I read something in Emma Gannon’s the Multi-Hyphen Method yesterday (which I’m loving) about ‘How to Spot Burnout’. Five main points were:
- Noticing that you’re being cynical about everyone and everything
- Becoming apathetic, not caring that much about the outcome of a project
- Tasks that were once easy become difficult or overwhelming
- Physical symptoms such as illness, aches and pains, immune issues
- Isolating yourself and feeling a huge loss of energy
It hit a nerve. I’d always considered that I might have suffered burnout at one stage in my life but it sounded quite a grand way of describing what I’d seen as ‘a bit of a murky period’.
But the truth is, those five points describe how I was feeling. The thought of calling a potentially intimidating client bought me to tears – and I actually felt I couldn’t do it. I couldn’t pick up the phone to him.
I had no interest in work.
I’d go straight home and cry every day.
I developed a tick in my left eye that stayed with me for MONTHS.

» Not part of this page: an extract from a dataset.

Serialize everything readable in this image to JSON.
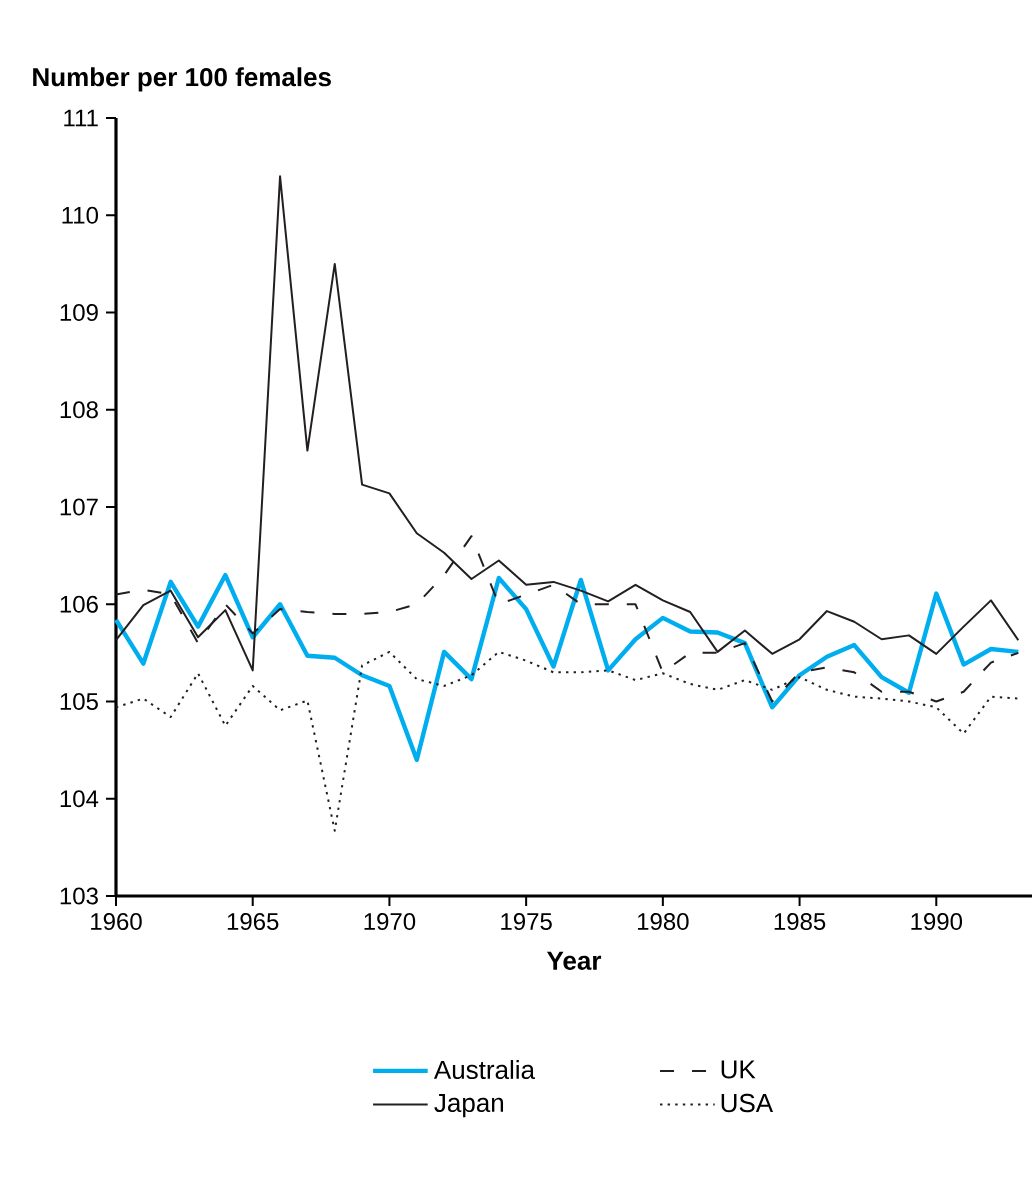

And I didn’t want to socialise. I lost all sense of reality in terms of confidence and how good I was at my job. Everything felt too much, work, social life, everything.
So I left my job. Which I’d previously thought was something you just don’t do. But it reached the point where it felt like my only option.
I’m glad I did it. I turned things around. I took myself out of an environment that wasn’t doing me any good and I gave myself breathing space. It took time but I’m now in a much, much happier situation.
Sometimes you have to be brave, sometimes you have to take a risk. Sometimes you have to listen to your gut and do what you know deep down will be best for you.
Even if it seems crazy and risky and a massive mistake. Who knows? No one can predict the future.
But the worst is not taking action, and settling. Letting yourself get dragged deeper and deeper into despair or worse – indifference. Losing any zest you once had for your wonderful beautiful life.